De volta à Bahia, Manoel fundou, em 1952, o jornal A Terra em Itabuna, um veículo combativo que desafiava os poderosos e dava voz aos marginalizados. Sua escrita polêmica, afiada como uma lâmina, incomodava elites e autoridades, mas conquistava leitores pela honestidade. Em 1960, criou a Tribuna Regional e, em 1987, ao lado do escritor Hélio Pólvora, lançou o Cacau Letras, um jornal literário, e o A Região, que se tornaria seu principal legado. Esses projetos refletiam sua visão de jornalismo como ferramenta de transformação, um espelho da realidade que não se curvava a pressões. Por sinal, a coluna mais lida do A Região era a "Malha Fina", escrita pelo próprio Manoel, onde era realizada a grande maioria das denúncias bombásticas, em tópicos curtos e impactantes.
Além do jornalismo, Manoel era um homem de múltiplas facetas. Plantador de cacau desde os anos 1950, atuou como consultor do Conselho Nacional dos Produtores de Cacau e dirigiu a Companhia Viação Sulbaiana a partir de 1978. Proprietário da gráfica Colorpress, ele dominava o ciclo da palavra impressa, da criação à distribuição. Sua vida profissional, contudo, não o afastava da simplicidade: aos domingos, frequentava a casa de praia do amigo Agostinho “Guga” Nunes, onde se entregava a momentos de lazer, ou passeava com seu cão fox, Átila, por quem nutria um carinho especial. Como passatempo, encantava com truques de magia, revelando um lado lúdico que contrastava com sua firmeza jornalística.
Casado com Wanda Vicentini de Oliveira, Manoel era pai de Marcel Leal, 37 anos, Valéria Leal, 34, e Adriana Leal, 33, na época de sua morte. Sua família era o alicerce de uma existência dedicada ao trabalho e à justiça. Reconhecido por sua atuação em prol dos necessitados, ele recebeu o Prêmio CDL de Imprensa como Melhor Jornal e homenagens por sua solidariedade. Sua vida, porém, era marcada por tensões: o jornalismo investigativo que praticava o colocava na mira de adversários, e ele sabia que a verdade tinha um preço alto.

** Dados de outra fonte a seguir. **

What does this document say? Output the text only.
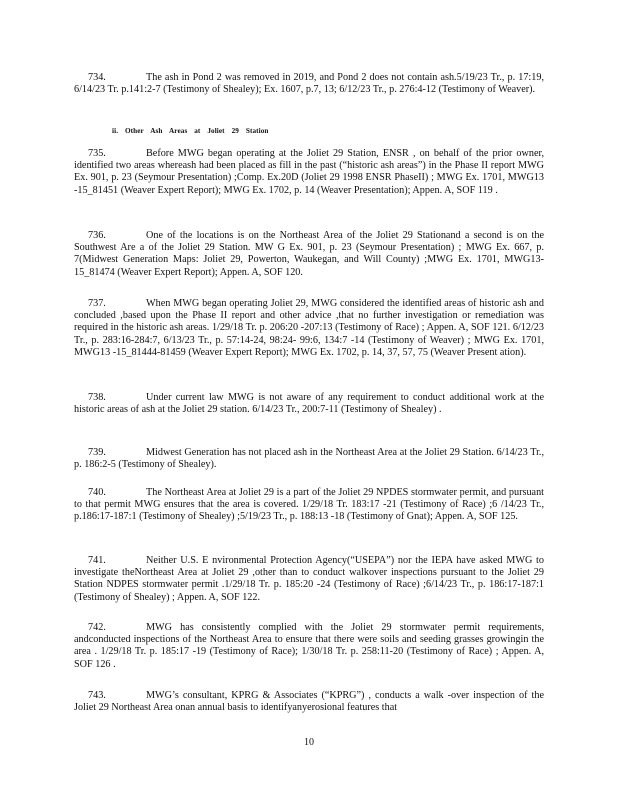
734.	The ash in Pond 2 was removed in 2019, and Pond 2 does not contain ash.5/19/23 Tr., p. 17:19, 6/14/23 Tr. p.141:2-7 (Testimony of Shealey); Ex. 1607, p.7, 13; 6/12/23 Tr., p. 276:4-12 (Testimony of Weaver).

ii. Other Ash Areas at Joliet 29 Station

735.	Before MWG began operating at the Joliet 29 Station, ENSR , on behalf of the prior owner, identified two areas whereash had been placed as fill in the past (“historic ash areas”) in the Phase II report MWG Ex. 901, p. 23 (Seymour Presentation) ;Comp. Ex.20D (Joliet 29 1998 ENSR PhaseII) ; MWG Ex. 1701, MWG13 -15_81451 (Weaver Expert Report); MWG Ex. 1702, p. 14 (Weaver Presentation); Appen. A, SOF 119 .

736.	One of the locations is on the Northeast Area of the Joliet 29 Stationand a second is on the Southwest Are a of the Joliet 29 Station. MW G Ex. 901, p. 23 (Seymour Presentation) ; MWG Ex. 667, p. 7(Midwest Generation Maps: Joliet 29, Powerton, Waukegan, and Will County) ;MWG Ex. 1701, MWG13-15_81474 (Weaver Expert Report); Appen. A, SOF 120.

737.	When MWG began operating Joliet 29, MWG considered the identified areas of historic ash and concluded ,based upon the Phase II report and other advice ,that no further investigation or remediation was required in the historic ash areas. 1/29/18 Tr. p. 206:20 -207:13 (Testimony of Race) ; Appen. A, SOF 121. 6/12/23 Tr., p. 283:16-284:7, 6/13/23 Tr., p. 57:14-24, 98:24- 99:6, 134:7 -14 (Testimony of Weaver) ; MWG Ex. 1701, MWG13 -15_81444-81459 (Weaver Expert Report); MWG Ex. 1702, p. 14, 37, 57, 75 (Weaver Present ation).

738.	Under current law MWG is not aware of any requirement to conduct additional work at the historic areas of ash at the Joliet 29 station. 6/14/23 Tr., 200:7-11 (Testimony of Shealey) .

739.	Midwest Generation has not placed ash in the Northeast Area at the Joliet 29 Station. 6/14/23 Tr., p. 186:2-5 (Testimony of Shealey).

740.	The Northeast Area at Joliet 29 is a part of the Joliet 29 NPDES stormwater permit, and pursuant to that permit MWG ensures that the area is covered. 1/29/18 Tr. 183:17 -21 (Testimony of Race) ;6 /14/23 Tr., p.186:17-187:1 (Testimony of Shealey) ;5/19/23 Tr., p. 188:13 -18 (Testimony of Gnat); Appen. A, SOF 125.

741.	Neither U.S. E nvironmental Protection Agency(“USEPA”) nor the IEPA have asked MWG to investigate theNortheast Area at Joliet 29 ,other than to conduct walkover inspections pursuant to the Joliet 29 Station NDPES stormwater permit .1/29/18 Tr. p. 185:20 -24 (Testimony of Race) ;6/14/23 Tr., p. 186:17-187:1 (Testimony of Shealey) ; Appen. A, SOF 122.

742.	MWG has consistently complied with the Joliet 29 stormwater permit requirements, andconducted inspections of the Northeast Area to ensure that there were soils and seeding grasses growingin the area . 1/29/18 Tr. p. 185:17 -19 (Testimony of Race); 1/30/18 Tr. p. 258:11-20 (Testimony of Race) ; Appen. A, SOF 126 .

743.	MWG’s consultant, KPRG & Associates (“KPRG”) , conducts a walk -over inspection of the Joliet 29 Northeast Area onan annual basis to identifyanyerosional features that

10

Em 14 de janeiro de 1998, por volta das 20 horas, Manoel Leal de Oliveira foi assassinado com seis tiros ao chegar em sua casa no bairro Jardim Primavera, em Itabuna. Naquele dia, sinais de ameaça já pairavam: às 16 horas, ele recebeu um telefonema alertando que talvez não estivesse vivo no dia seguinte; às 18 horas, um funcionário de sua gráfica foi avisado de um plano para agredi-lo. Uma caminhonete Silverado com suspeitos foi vista perto de sua residência horas antes do crime. A Polícia Federal apontou três suspeitos – Marcone Sarmento, mas a investigação local considerou as provas insuficientes, e o caso foi arquivado.
O assassinato de Manoel gerou comoção nacional e internacional. A Associação Nacional de Jornais (ANJ) e a Federação Nacional de Jornalistas (Fenaj) cobraram justiça, mas a impunidade prevaleceu. Em 2000, o deputado Aloizio Mercadante denunciou a falta de punição e pediu proteção para Geraldo Simões, ex-prefeito de Itabuna, que temia represálias. A Sociedade Interamericana de Imprensa (SIP) levou o caso à Comissão Interamericana de Direitos Humanos (CIDH), que recomendou indenização à família, paga em 2010, e a reabertura das investigações. Apesar disso, os mandantes intelectuais do crime seguem sem identificação, e o caso permanece como um símbolo da violência contra a imprensa no Brasil.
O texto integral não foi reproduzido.